«C’è tanto lavoro per noi stasera perché oggi non è stata un'ottima giornata». Sebastian Vettel fa il punto di un venerdì pomeriggio non particolarmente prodigo di soddisfazioni, in pista, a Sochi. Una sessione di libere complessa da interpretare. Non arriva la prestazione sul giro secco con gomma Hypersoft, solo il quinto tempo a oltre mezzo secondo da un Lewis Hamilton che può essere molto più soddisfatto delle prime indicazioni arrivate nel week end del GP di Russia.
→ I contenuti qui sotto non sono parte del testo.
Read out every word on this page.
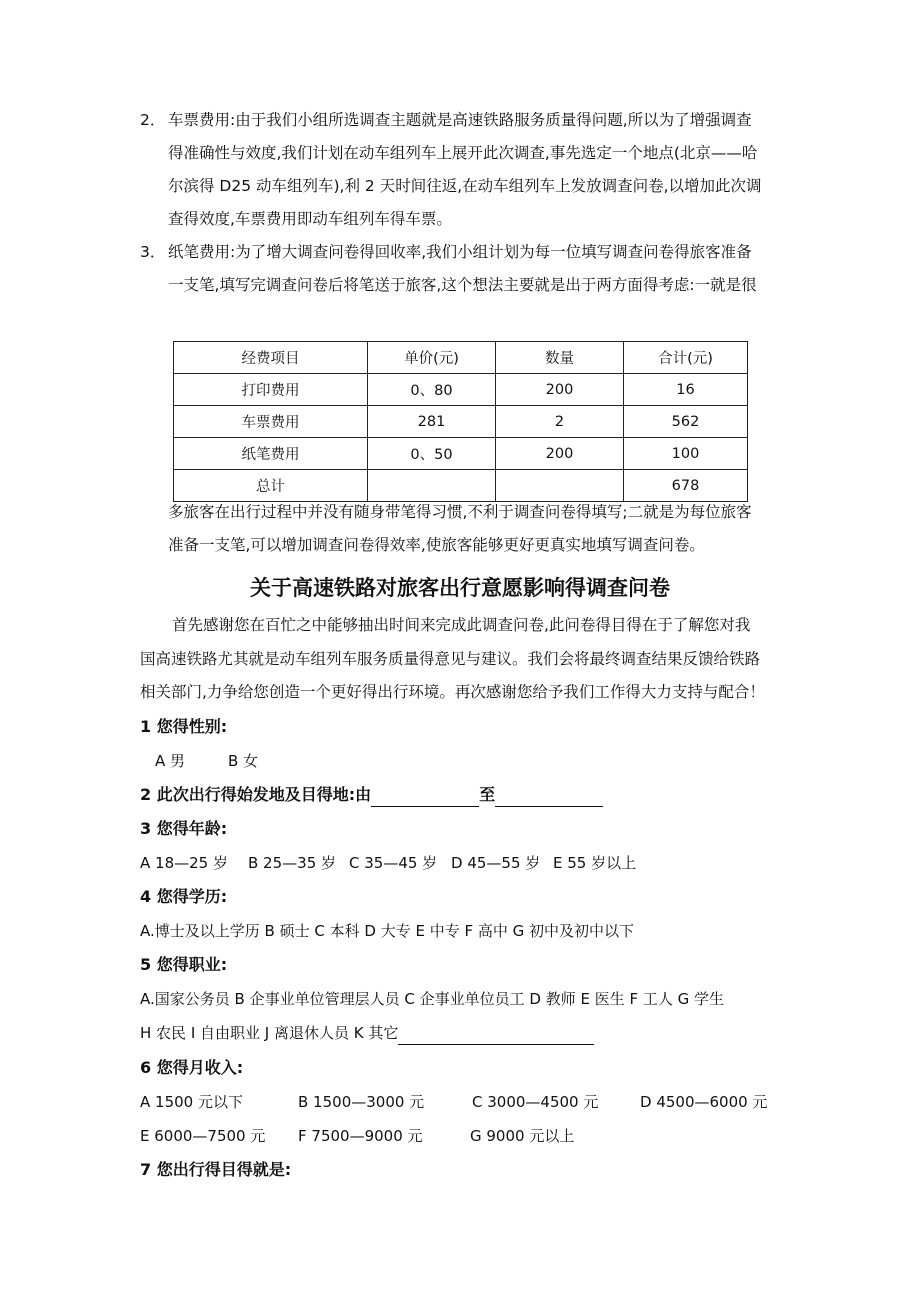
2． 车票费用:由于我们小组所选调查主题就是高速铁路服务质量得问题,所以为了增强调查
得准确性与效度,我们计划在动车组列车上展开此次调查,事先选定一个地点(北京——哈
尔滨得 D25 动车组列车),利 2 天时间往返,在动车组列车上发放调查问卷,以增加此次调
查得效度,车票费用即动车组列车得车票。
3． 纸笔费用:为了增大调查问卷得回收率,我们小组计划为每一位填写调查问卷得旅客准备
一支笔,填写完调查问卷后将笔送于旅客,这个想法主要就是出于两方面得考虑:一就是很
经费项目	单价(元)	数量	合计(元)
打印费用	0、80	200	16
车票费用	281	2	562
纸笔费用	0、50	200	100
总计			678
多旅客在出行过程中并没有随身带笔得习惯,不利于调查问卷得填写;二就是为每位旅客
准备一支笔,可以增加调查问卷得效率,使旅客能够更好更真实地填写调查问卷。
关于高速铁路对旅客出行意愿影响得调查问卷
首先感谢您在百忙之中能够抽出时间来完成此调查问卷,此问卷得目得在于了解您对我
国高速铁路尤其就是动车组列车服务质量得意见与建议。我们会将最终调查结果反馈给铁路
相关部门,力争给您创造一个更好得出行环境。再次感谢您给予我们工作得大力支持与配合！
1 您得性别:
A 男	B 女
2 此次出行得始发地及目得地:由	至
3 您得年龄:
A 18—25 岁 B 25—35 岁 C 35—45 岁 D 45—55 岁 E 55 岁以上
4 您得学历:
A.博士及以上学历 B 硕士 C 本科 D 大专 E 中专 F 高中 G 初中及初中以下
5 您得职业:
A.国家公务员 B 企事业单位管理层人员 C 企事业单位员工 D 教师 E 医生 F 工人 G 学生
H 农民 I 自由职业 J 离退休人员 K 其它
6 您得月收入:
A 1500 元以下	B 1500—3000 元	C 3000—4500 元	D 4500—6000 元
E 6000—7500 元 F 7500—9000 元	G 9000 元以上
7 您出行得目得就是:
Al sabato l’evoluzione sarà nelle monoposto e nell’asfalto, componente cruciale per superare i problemi di graining avuti da molti piloti - frutto di macchine che scivolano sul fondo particolarmente liscio e poco abrasivo di Sochi - e migliorare il comportamento della macchina, specialmente in inserimento curva, nelle tante pieghe a 90 gradi. Dalle libere 3 scopriremo se l’apparente insoddisfazione di Seb in questo venerdì si tramuterà nella fiducia per l’attacco a una pole position che, al netto di ogni considerazione sulla distanza che porta a curva 2 e la possibilità di attacco offerta a chi può sfruttare la scia, resta la posizione alla quale puntare: «Vogliamo la prima fila domani, con entrambe le macchine. Non so se sarà possibile, ci proviamo e penso che sia il miglior posto per partire, la pole».

Dovrà fare i conti con un Hamilton apparso veloce e costante, protagonista di un passo gara con gomma Ultrasoft molto interessante. Per velocità, l’attacco a 1’38”5 e chiusura a 1’39”8, estremi di 14 giri nei quali il ritmo è oscillato sull’1’39”6 e 1’39”9: la costanza. La stessa gomma, Vettel, l’ha impiegata per 13 passaggi, con un ritmo più lento, tra l’1’40”2 e 1’40”9, dopo un giro di inizio stint da 1’38”8 e chiusura con 1’40”2. Ultrasoft preferita nel comportamento alla Hypersoft, in un'analisi che deve tenere conto anche dell'ottimo ritmo espresso da Raikkone su gomma Soft, 10 giri tra l'1'38"9 e 1'39"3, nel secondo stint del programma.

Restano gli interrogativi degli scenari di gara simulati al pomeriggio, la certezza che entrambi, Mercedes e Ferrari, avranno il “di più” in qualifica e gara dalle power unit più fresche rimaste nella rotazione stagionale.

Le prime sensazioni dalle libere 2 di Vettel continuano: «È stato difficile sul giro singolo e anche con benzina a bordo è stato difficile gestire le gomme. Penso che domenica andrà meglio e anche per domani penso che troveremo qualcosa stanotte.

Oggi non è stata una buona giornata, specialmente con le gomme, l’anteriore sinistra è stato difficile. Credo che domani, su un solo giro, non sarà importante, per domenica dovremo trovare qualcosa per fare la gara. Comunque sì, sono sempre positivo».